2 pointsby devincrane6 hours ago2 comments
  • devincrane6 hours ago
    Running 9 agents right now. Five doing outreach, filtering, and content. Four helping with dev and scoping dev.

    The problem is you can’t realistically review everything they do. But letting them run completely unchecked means you only find out something went wrong after it already happened. We’ve already seen things like agents looping API calls overnight or rewriting working code because they misunderstood context, and costs can be pretty wild.

    Most existing tools assume workflows are deterministic: if this happens, do that. That works for automation tools like Zapier or n8n. Agents don’t behave that way. They explore a space of possible actions.

    Hard coding constraints solves some problems but it also caps what increasingly capable models can do.

    What felt missing was a layer between the agent deciding something and the action actually executing.

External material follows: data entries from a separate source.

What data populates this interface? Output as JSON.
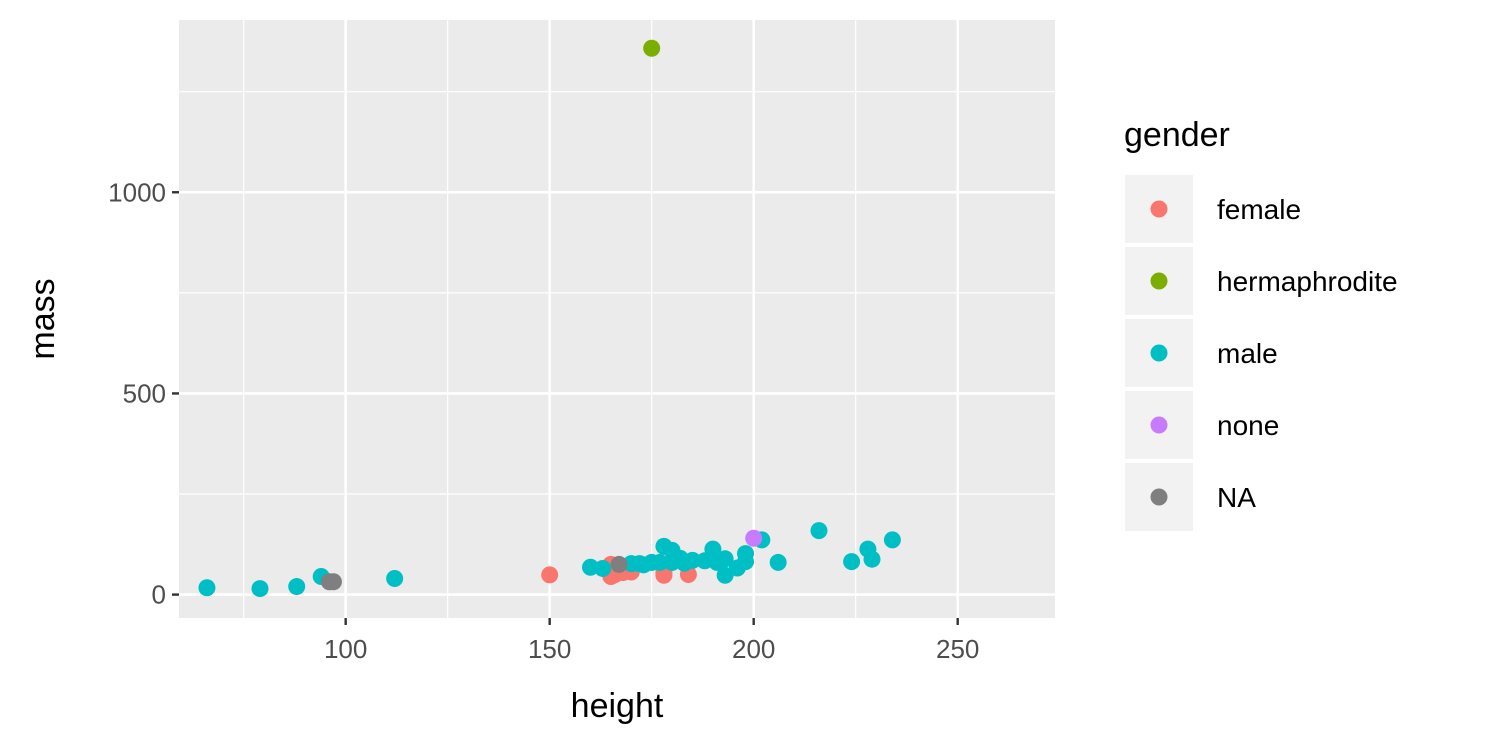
{
  "chart_data": {
    "type": "scatter",
    "xlabel": "height",
    "ylabel": "mass",
    "xlim": [
      59.15,
      273.85
    ],
    "ylim": [
      -58.15,
      1428.15
    ],
    "x_ticks": [
      100,
      150,
      200,
      250
    ],
    "y_ticks": [
      0,
      500,
      1000
    ],
    "grid": true,
    "legend": {
      "title": "gender",
      "placement": "right"
    },
    "series": [
      {
        "name": "female",
        "color": "#F8766D",
        "points": [
          [
            150,
            49
          ],
          [
            165,
            75
          ],
          [
            166,
            50
          ],
          [
            165,
            45
          ],
          [
            168,
            55
          ],
          [
            170,
            56.2
          ],
          [
            178,
            55
          ],
          [
            178,
            48
          ],
          [
            184,
            50
          ]
        ]
      },
      {
        "name": "hermaphrodite",
        "color": "#7CAE00",
        "points": [
          [
            175,
            1358
          ]
        ]
      },
      {
        "name": "male",
        "color": "#00BFC4",
        "points": [
          [
            66,
            17
          ],
          [
            79,
            15
          ],
          [
            88,
            20
          ],
          [
            94,
            45
          ],
          [
            112,
            40
          ],
          [
            160,
            68
          ],
          [
            163,
            65
          ],
          [
            170,
            77
          ],
          [
            172,
            77
          ],
          [
            173,
            74
          ],
          [
            175,
            80
          ],
          [
            177,
            80
          ],
          [
            178,
            120
          ],
          [
            180,
            110
          ],
          [
            180,
            80
          ],
          [
            182,
            90
          ],
          [
            183,
            79
          ],
          [
            183,
            78.2
          ],
          [
            185,
            85
          ],
          [
            188,
            84
          ],
          [
            190,
            113
          ],
          [
            191,
            80
          ],
          [
            193,
            48
          ],
          [
            193,
            89
          ],
          [
            196,
            66
          ],
          [
            198,
            82
          ],
          [
            198,
            102
          ],
          [
            202,
            136
          ],
          [
            206,
            80
          ],
          [
            216,
            159
          ],
          [
            224,
            82
          ],
          [
            228,
            113
          ],
          [
            229,
            88
          ],
          [
            234,
            136
          ]
        ]
      },
      {
        "name": "none",
        "color": "#C77CFF",
        "points": [
          [
            200,
            140
          ]
        ]
      },
      {
        "name": "NA",
        "color": "#7F7F7F",
        "points": [
          [
            96,
            32
          ],
          [
            97,
            32
          ],
          [
            167,
            75
          ]
        ]
      }
    ]
  }
}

Not logs. Not a giant dashboard. A checkpoint where a human gets involved only when something consequential is about to happen.

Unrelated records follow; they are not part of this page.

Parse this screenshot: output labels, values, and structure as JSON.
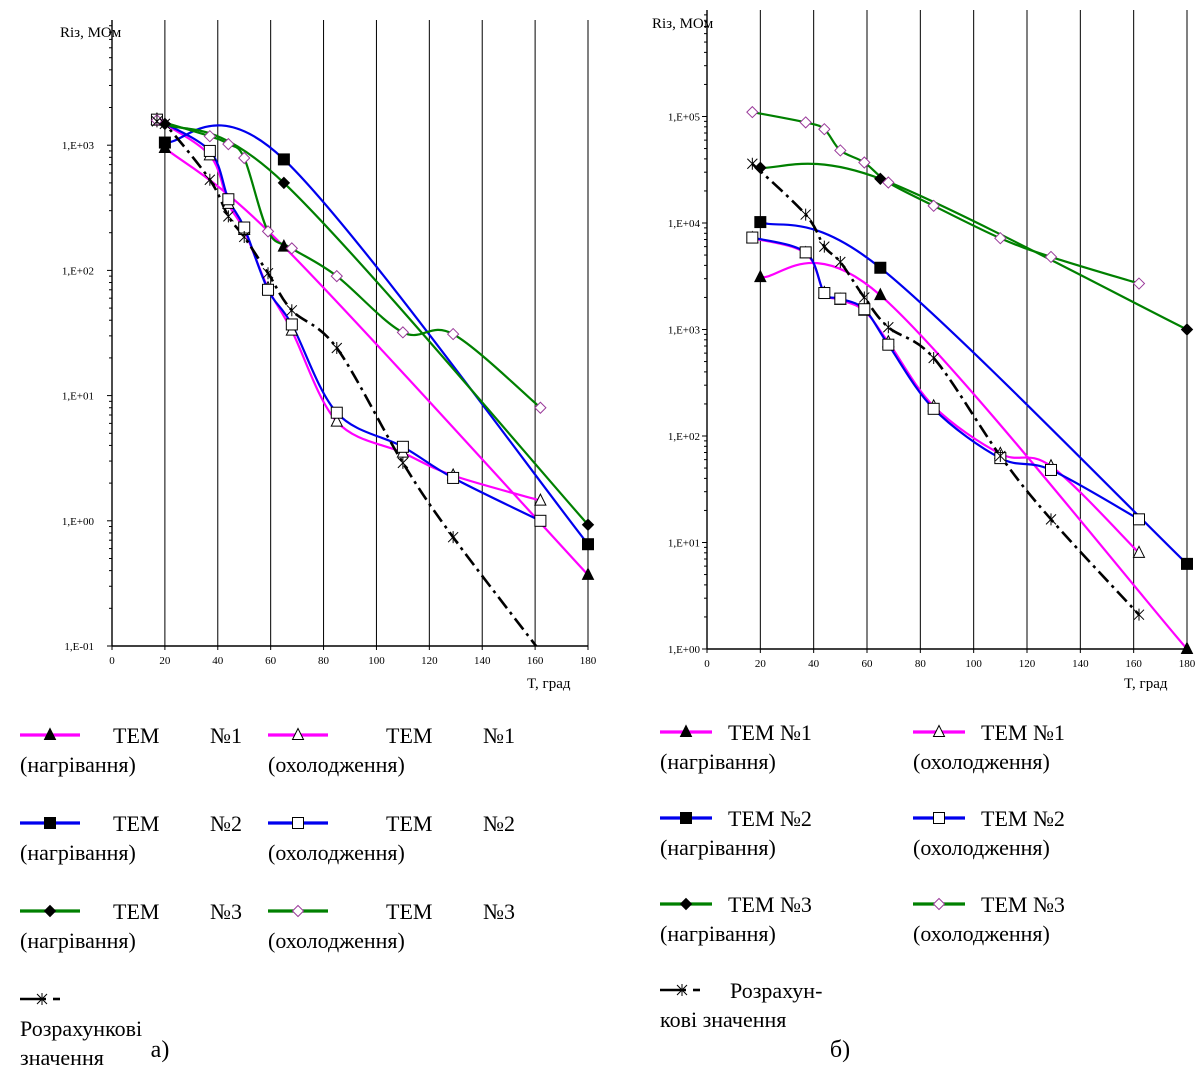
{
  "chart_data": [
    {
      "type": "line",
      "y_scale": "log",
      "ylabel": "Rіз, МОм",
      "xlabel": "T, град",
      "xlim": [
        0,
        180
      ],
      "ylim": [
        0.1,
        10000
      ],
      "x_ticks": [
        "0",
        "20",
        "40",
        "60",
        "80",
        "100",
        "120",
        "140",
        "160",
        "180"
      ],
      "y_ticks": [
        "1,E-01",
        "1,E+00",
        "1,E+01",
        "1,E+02",
        "1,E+03"
      ],
      "grid": "vertical",
      "caption": "а)",
      "legend": [
        [
          "ТЕМ",
          "№1",
          "(нагрівання)"
        ],
        [
          "ТЕМ",
          "№1",
          "(охолодження)"
        ],
        [
          "ТЕМ",
          "№2",
          "(нагрівання)"
        ],
        [
          "ТЕМ",
          "№2",
          "(охолодження)"
        ],
        [
          "ТЕМ",
          "№3",
          "(нагрівання)"
        ],
        [
          "ТЕМ",
          "№3",
          "(охолодження)"
        ],
        [
          "Розрахункові",
          "значення"
        ]
      ],
      "series": [
        {
          "key": "s1h",
          "color": "#ff00ff",
          "marker": "triangle-filled",
          "dash": "",
          "x": [
            20,
            65,
            180
          ],
          "y": [
            950,
            155,
            0.37
          ]
        },
        {
          "key": "s1c",
          "color": "#ff00ff",
          "marker": "triangle-open",
          "dash": "",
          "x": [
            17,
            37,
            44,
            50,
            59,
            68,
            85,
            110,
            129,
            162
          ],
          "y": [
            1600,
            830,
            340,
            210,
            72,
            33,
            6.2,
            3.5,
            2.3,
            1.45
          ]
        },
        {
          "key": "s2h",
          "color": "#0000ee",
          "marker": "square-filled",
          "dash": "",
          "x": [
            20,
            65,
            180
          ],
          "y": [
            1050,
            770,
            0.65
          ]
        },
        {
          "key": "s2c",
          "color": "#0000ee",
          "marker": "square-open",
          "dash": "",
          "x": [
            17,
            37,
            44,
            50,
            59,
            68,
            85,
            110,
            129,
            162
          ],
          "y": [
            1600,
            900,
            370,
            220,
            70,
            37,
            7.3,
            3.9,
            2.2,
            1.0
          ]
        },
        {
          "key": "s3h",
          "color": "#008000",
          "marker": "diamond-filled",
          "dash": "",
          "x": [
            20,
            65,
            180
          ],
          "y": [
            1480,
            500,
            0.93
          ]
        },
        {
          "key": "s3c",
          "color": "#008000",
          "marker": "diamond-open",
          "dash": "",
          "x": [
            17,
            37,
            44,
            50,
            59,
            68,
            85,
            110,
            129,
            162
          ],
          "y": [
            1580,
            1180,
            1020,
            790,
            205,
            150,
            90,
            32,
            31,
            8.0
          ]
        },
        {
          "key": "calc",
          "color": "#000000",
          "marker": "star",
          "dash": "14 5 3 5",
          "x": [
            17,
            20,
            37,
            44,
            50,
            59,
            68,
            85,
            110,
            129,
            162
          ],
          "y": [
            1550,
            1480,
            530,
            270,
            185,
            95,
            48,
            24,
            2.9,
            0.74,
            0.09
          ]
        }
      ]
    },
    {
      "type": "line",
      "y_scale": "log",
      "ylabel": "Rіз, МОм",
      "xlabel": "T, град",
      "xlim": [
        0,
        180
      ],
      "ylim": [
        1,
        1000000
      ],
      "x_ticks": [
        "0",
        "20",
        "40",
        "60",
        "80",
        "100",
        "120",
        "140",
        "160",
        "180"
      ],
      "y_ticks": [
        "1,E+00",
        "1,E+01",
        "1,E+02",
        "1,E+03",
        "1,E+04",
        "1,E+05"
      ],
      "grid": "vertical",
      "caption": "б)",
      "legend": [
        [
          "ТЕМ №1",
          "(нагрівання)"
        ],
        [
          "ТЕМ №1",
          "(охолодження)"
        ],
        [
          "ТЕМ №2",
          "(нагрівання)"
        ],
        [
          "ТЕМ №2",
          "(охолодження)"
        ],
        [
          "ТЕМ №3",
          "(нагрівання)"
        ],
        [
          "ТЕМ №3",
          "(охолодження)"
        ],
        [
          "Розрахун-",
          "кові значення"
        ]
      ],
      "series": [
        {
          "key": "s1h",
          "color": "#ff00ff",
          "marker": "triangle-filled",
          "dash": "",
          "x": [
            20,
            65,
            180
          ],
          "y": [
            3100,
            2100,
            1.0
          ]
        },
        {
          "key": "s1c",
          "color": "#ff00ff",
          "marker": "triangle-open",
          "dash": "",
          "x": [
            17,
            37,
            44,
            50,
            59,
            68,
            85,
            110,
            129,
            162
          ],
          "y": [
            7200,
            5200,
            2200,
            1900,
            1500,
            760,
            190,
            68,
            52,
            8.0
          ]
        },
        {
          "key": "s2h",
          "color": "#0000ee",
          "marker": "square-filled",
          "dash": "",
          "x": [
            20,
            65,
            180
          ],
          "y": [
            10200,
            3800,
            6.3
          ]
        },
        {
          "key": "s2c",
          "color": "#0000ee",
          "marker": "square-open",
          "dash": "",
          "x": [
            17,
            37,
            44,
            50,
            59,
            68,
            85,
            110,
            129,
            162
          ],
          "y": [
            7300,
            5300,
            2200,
            1950,
            1550,
            720,
            180,
            62,
            48,
            16.5
          ]
        },
        {
          "key": "s3h",
          "color": "#008000",
          "marker": "diamond-filled",
          "dash": "",
          "x": [
            20,
            65,
            180
          ],
          "y": [
            33000,
            26000,
            1000
          ]
        },
        {
          "key": "s3c",
          "color": "#008000",
          "marker": "diamond-open",
          "dash": "",
          "x": [
            17,
            37,
            44,
            50,
            59,
            68,
            85,
            110,
            129,
            162
          ],
          "y": [
            110000,
            88000,
            76000,
            48000,
            37000,
            24000,
            14500,
            7200,
            4800,
            2700
          ]
        },
        {
          "key": "calc",
          "color": "#000000",
          "marker": "star",
          "dash": "14 5 3 5",
          "x": [
            17,
            37,
            44,
            50,
            59,
            68,
            85,
            110,
            129,
            162
          ],
          "y": [
            36000,
            12000,
            6000,
            4300,
            2000,
            1050,
            540,
            65,
            16.5,
            2.1
          ]
        }
      ]
    }
  ]
}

    We’ve been experimenting with this idea and built a prototype we’re calling an “agent control plane.” The system fires a trust gate before certain actions execute so a person can approve them.

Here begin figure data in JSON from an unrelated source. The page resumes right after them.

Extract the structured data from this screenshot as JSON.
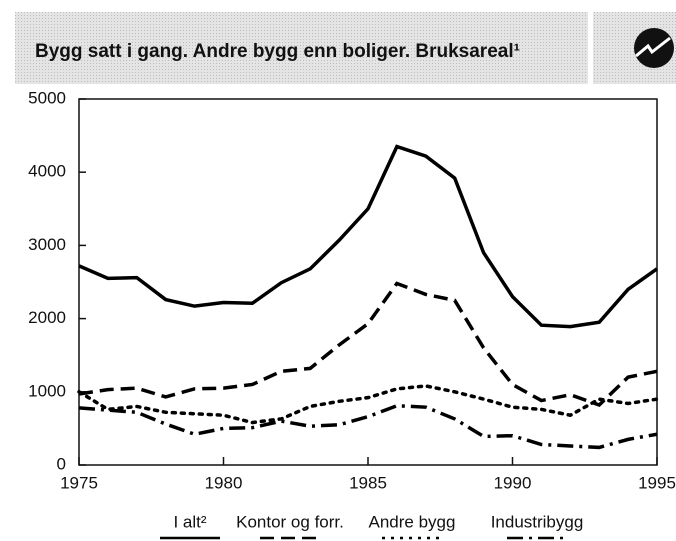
{
  "chart_data": {
    "type": "line",
    "title": "Bygg satt i gang. Andre bygg enn boliger. Bruksareal¹",
    "x": [
      1975,
      1976,
      1977,
      1978,
      1979,
      1980,
      1981,
      1982,
      1983,
      1984,
      1985,
      1986,
      1987,
      1988,
      1989,
      1990,
      1991,
      1992,
      1993,
      1994,
      1995
    ],
    "series": [
      {
        "name": "I alt²",
        "color": "#000000",
        "style": "solid",
        "values": [
          2720,
          2550,
          2560,
          2260,
          2170,
          2220,
          2210,
          2490,
          2680,
          3070,
          3500,
          4350,
          4220,
          3920,
          2900,
          2300,
          1910,
          1890,
          1950,
          2400,
          2680
        ]
      },
      {
        "name": "Kontor og forr.",
        "color": "#000000",
        "style": "dashed",
        "values": [
          970,
          1030,
          1050,
          930,
          1040,
          1050,
          1100,
          1280,
          1320,
          1640,
          1930,
          2480,
          2330,
          2250,
          1600,
          1100,
          880,
          960,
          820,
          1200,
          1280
        ]
      },
      {
        "name": "Andre bygg",
        "color": "#000000",
        "style": "dotted",
        "values": [
          1000,
          760,
          800,
          720,
          700,
          680,
          580,
          630,
          800,
          870,
          920,
          1040,
          1080,
          1000,
          900,
          790,
          760,
          680,
          900,
          840,
          900
        ]
      },
      {
        "name": "Industribygg",
        "color": "#000000",
        "style": "dashdot",
        "values": [
          780,
          750,
          720,
          560,
          420,
          500,
          510,
          600,
          530,
          550,
          660,
          810,
          790,
          630,
          390,
          400,
          280,
          260,
          240,
          350,
          420
        ]
      }
    ],
    "xlim": [
      1975,
      1995
    ],
    "xticks": [
      1975,
      1980,
      1985,
      1990,
      1995
    ],
    "ylim": [
      0,
      5000
    ],
    "yticks": [
      0,
      1000,
      2000,
      3000,
      4000,
      5000
    ]
  }
}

    Curious if others running agents in production are seeing the same issue — or solving it differently.

  • devincrane6 hours ago
    For context, this came out of building a small tool called runshift to experiment with the idea of an "agent control plane."

    The core idea is that agents can operate freely most of the time, but certain actions trigger a trust gate where a human decides whether to proceed.

    Still early but curious how others are handling this problem.